After all, anyone familiar with education debates in the late 80s will recognize that the landmark 1993 education reform was in important ways inspired by another attempt at radical transformation of a district, wherein Boston University took over the Chelsea Public Schools with the support of key legislators. Such crises are moments when we test our mettle and we inspire a new generation of reforms and reformers.

History in Chelsea also teaches us that there are limits to full district reform. There have been real successes, but it is still a long way from where we need it to be.

One recommendation to help us all in this process is for the state to disseminate an annual report on the Lawrence effort. This is something that is required of charter schools. Charters have to submit annual reports based on goals they set. Charters often include in their reports evaluations of their fidelity to the charter (mission and operating plan), academic program success, organizational viability and financial oversight. Such reports set out clear accountability plans and missions, performance metrics in English, math, writing, science, college preparation, SAT scores, and college success. They include metrics on instruction and methods for program evaluation, goals for school culture, metrics on attrition, the school environment, and more.

So far the receivership has set goals compared to other older industrialized cities and some additional measures. But let’s state clearly what we are after. The receiver has started down this path. But here are some perhaps more general goals any well-intentioned person would agree with, followed by basic ways to measure change:

Are the children in the city of Lawrence far better served (not just a little better served)?

  • What percentage of the students (and in what grades) will be advanced, proficient, needing improvement or failing on the MCAS?
  • What improvement in attendance will we see?
  • What percentage increase in the number of graduating seniors admitted to 2- and 4-year colleges?
  • How much will the dropout rate go down? (I have a strong feeling this will be improved given that Phoenix Charter Academy is helping on this issue.)

How supportive will the school environment be to great teachers and newer teachers

  • What percentage of the teachers will be using curricula aligned with the state’s frameworks?
  • How many teacher observations will principals make?

How will the school environment and school culture improve? (On this issue, the LPS could learn a lot from its new partner, the MATCH Schools, which focus strongly on positive behavior.)

  • Why not track behavior metrics such as the number of fights per year?
  • How many weapons or drugs violations will there be after three years?
  • Will there be annual reductions in incidents of vandalism?
  • How about reaching for lower daily absenteeism – something well below the Boston Public Schools double-digit rate?

Lawrence is a reform effort to be watched. Let’s do the kids justice and give them and their families clear goals. The fact is that already within three years we will be able to see trend lines – and numbers will allow us to adjust the plan if it is not achieving the kind of success we all want.

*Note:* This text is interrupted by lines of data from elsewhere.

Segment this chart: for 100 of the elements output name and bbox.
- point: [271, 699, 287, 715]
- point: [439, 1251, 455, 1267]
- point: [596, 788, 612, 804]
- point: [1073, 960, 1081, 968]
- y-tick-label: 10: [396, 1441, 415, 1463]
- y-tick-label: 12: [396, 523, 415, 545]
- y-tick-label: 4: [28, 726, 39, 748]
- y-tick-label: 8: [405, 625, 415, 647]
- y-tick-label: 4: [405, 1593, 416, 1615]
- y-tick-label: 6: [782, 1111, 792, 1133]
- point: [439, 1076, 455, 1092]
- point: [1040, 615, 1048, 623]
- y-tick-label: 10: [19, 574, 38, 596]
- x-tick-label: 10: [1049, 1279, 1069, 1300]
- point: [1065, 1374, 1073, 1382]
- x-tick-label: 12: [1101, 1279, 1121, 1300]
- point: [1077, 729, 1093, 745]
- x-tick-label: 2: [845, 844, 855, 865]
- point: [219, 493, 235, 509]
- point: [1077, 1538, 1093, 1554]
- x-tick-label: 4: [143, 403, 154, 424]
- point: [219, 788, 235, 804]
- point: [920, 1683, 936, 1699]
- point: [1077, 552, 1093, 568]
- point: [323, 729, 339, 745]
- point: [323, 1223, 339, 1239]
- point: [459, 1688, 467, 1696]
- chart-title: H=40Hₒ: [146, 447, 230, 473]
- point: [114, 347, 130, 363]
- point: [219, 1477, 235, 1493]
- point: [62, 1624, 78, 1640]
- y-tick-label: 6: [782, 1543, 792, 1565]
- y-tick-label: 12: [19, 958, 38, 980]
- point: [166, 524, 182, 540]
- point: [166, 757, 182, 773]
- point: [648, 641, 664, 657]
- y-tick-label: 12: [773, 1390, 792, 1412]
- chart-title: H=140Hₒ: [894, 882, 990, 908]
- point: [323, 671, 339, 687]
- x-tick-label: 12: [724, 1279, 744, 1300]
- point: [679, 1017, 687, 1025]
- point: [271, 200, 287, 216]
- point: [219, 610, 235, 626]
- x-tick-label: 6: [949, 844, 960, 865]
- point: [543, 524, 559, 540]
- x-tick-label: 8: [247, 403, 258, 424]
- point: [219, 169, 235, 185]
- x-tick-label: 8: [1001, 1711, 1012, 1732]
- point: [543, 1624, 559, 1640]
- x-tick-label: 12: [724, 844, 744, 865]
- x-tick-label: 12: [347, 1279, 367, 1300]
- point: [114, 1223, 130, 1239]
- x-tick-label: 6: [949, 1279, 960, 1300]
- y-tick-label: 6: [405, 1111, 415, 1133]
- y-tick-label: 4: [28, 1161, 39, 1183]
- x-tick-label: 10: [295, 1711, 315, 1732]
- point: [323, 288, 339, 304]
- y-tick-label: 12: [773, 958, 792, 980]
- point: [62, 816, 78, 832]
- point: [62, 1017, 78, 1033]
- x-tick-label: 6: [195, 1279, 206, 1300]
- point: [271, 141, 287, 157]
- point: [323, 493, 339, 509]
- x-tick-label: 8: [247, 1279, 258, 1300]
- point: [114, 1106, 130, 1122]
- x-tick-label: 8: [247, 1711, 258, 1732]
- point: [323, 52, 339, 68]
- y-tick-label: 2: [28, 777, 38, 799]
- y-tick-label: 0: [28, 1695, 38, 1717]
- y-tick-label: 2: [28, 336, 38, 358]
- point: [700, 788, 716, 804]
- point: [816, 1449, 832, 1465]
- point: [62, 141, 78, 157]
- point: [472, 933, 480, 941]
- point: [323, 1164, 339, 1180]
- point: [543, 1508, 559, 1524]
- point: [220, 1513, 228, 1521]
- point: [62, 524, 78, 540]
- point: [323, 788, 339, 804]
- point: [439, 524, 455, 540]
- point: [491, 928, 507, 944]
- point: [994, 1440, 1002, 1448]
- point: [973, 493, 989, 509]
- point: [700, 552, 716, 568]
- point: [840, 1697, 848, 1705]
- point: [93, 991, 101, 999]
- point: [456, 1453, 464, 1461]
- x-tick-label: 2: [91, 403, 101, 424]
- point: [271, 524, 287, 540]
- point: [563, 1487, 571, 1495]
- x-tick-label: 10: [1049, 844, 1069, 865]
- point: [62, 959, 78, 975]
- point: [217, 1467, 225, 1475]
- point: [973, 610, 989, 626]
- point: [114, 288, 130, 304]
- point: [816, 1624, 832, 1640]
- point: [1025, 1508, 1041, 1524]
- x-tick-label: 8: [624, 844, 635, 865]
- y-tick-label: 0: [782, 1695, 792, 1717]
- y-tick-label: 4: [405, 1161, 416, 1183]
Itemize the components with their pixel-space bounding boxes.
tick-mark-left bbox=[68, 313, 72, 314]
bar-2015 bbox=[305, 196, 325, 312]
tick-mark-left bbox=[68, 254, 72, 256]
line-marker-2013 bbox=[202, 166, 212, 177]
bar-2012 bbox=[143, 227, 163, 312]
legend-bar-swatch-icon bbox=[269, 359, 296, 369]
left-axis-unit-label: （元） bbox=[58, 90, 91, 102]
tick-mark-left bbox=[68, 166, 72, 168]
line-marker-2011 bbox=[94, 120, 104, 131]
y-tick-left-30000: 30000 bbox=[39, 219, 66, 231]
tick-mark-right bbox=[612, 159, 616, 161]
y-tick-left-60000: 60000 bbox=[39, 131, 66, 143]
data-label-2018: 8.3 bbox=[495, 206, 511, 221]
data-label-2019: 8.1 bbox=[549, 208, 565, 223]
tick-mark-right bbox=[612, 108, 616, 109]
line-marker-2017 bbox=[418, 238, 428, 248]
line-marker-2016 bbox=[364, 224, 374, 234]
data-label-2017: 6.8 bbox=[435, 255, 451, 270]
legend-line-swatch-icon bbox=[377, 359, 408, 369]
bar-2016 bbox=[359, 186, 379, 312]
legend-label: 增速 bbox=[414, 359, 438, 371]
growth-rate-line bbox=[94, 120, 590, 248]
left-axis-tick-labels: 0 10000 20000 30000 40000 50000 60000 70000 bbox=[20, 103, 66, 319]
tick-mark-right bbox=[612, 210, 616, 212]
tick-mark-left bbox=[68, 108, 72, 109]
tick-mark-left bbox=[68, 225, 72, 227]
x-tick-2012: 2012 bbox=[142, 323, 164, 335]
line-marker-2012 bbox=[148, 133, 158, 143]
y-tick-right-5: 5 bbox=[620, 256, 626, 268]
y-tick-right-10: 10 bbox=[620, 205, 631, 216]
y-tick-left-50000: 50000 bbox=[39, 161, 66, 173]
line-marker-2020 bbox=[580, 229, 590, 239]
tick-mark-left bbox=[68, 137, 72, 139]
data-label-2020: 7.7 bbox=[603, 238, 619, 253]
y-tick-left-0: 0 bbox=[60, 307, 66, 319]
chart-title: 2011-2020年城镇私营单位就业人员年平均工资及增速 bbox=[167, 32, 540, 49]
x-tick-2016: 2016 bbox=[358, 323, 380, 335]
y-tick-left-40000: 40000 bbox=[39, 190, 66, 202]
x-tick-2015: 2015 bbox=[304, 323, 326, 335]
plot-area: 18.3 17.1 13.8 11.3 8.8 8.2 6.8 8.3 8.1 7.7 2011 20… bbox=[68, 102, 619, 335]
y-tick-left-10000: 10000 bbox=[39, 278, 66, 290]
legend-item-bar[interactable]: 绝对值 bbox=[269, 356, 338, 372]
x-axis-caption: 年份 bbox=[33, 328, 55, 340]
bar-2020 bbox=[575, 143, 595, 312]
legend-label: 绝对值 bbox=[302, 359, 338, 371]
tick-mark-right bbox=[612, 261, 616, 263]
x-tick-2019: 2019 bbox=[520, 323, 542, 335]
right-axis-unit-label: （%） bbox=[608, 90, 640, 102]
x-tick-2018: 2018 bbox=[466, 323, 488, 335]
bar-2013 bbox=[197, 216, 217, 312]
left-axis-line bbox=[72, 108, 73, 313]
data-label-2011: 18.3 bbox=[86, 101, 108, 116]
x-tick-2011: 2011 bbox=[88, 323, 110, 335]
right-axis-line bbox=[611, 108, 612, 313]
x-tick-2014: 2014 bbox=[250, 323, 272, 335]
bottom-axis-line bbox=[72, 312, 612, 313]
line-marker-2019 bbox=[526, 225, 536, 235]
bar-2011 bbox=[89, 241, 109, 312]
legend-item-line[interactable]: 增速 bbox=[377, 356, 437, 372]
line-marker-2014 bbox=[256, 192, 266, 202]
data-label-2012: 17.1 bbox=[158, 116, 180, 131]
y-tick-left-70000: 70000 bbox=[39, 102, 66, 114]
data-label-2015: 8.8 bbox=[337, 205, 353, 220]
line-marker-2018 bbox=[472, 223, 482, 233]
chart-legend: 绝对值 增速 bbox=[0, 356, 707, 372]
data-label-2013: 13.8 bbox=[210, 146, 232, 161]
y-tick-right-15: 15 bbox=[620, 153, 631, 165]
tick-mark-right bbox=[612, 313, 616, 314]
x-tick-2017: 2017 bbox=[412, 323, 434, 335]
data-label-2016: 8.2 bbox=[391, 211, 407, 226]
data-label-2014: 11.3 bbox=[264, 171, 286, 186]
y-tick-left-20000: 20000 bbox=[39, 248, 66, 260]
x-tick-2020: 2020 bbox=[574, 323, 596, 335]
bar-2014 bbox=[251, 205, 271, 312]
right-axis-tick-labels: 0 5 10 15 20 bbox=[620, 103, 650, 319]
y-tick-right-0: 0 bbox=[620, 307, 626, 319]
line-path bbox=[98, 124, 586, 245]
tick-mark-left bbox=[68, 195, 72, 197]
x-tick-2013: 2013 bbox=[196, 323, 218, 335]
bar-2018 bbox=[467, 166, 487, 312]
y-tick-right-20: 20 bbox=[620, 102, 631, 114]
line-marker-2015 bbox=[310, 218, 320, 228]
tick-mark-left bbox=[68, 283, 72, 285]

We chose not to take the path New Orleans did after Katrina. They have a record – and we will too. Would we have been better off recruiting our best charter operators for this challenge? Would student outcomes have differed significantly?

Time will tell. I simply hope we have the courage to look at the data squarely and make good judgements. Families and kids in Lawrence are investing a lot in this effort: 3 years is a quarter of a kid’s public school life.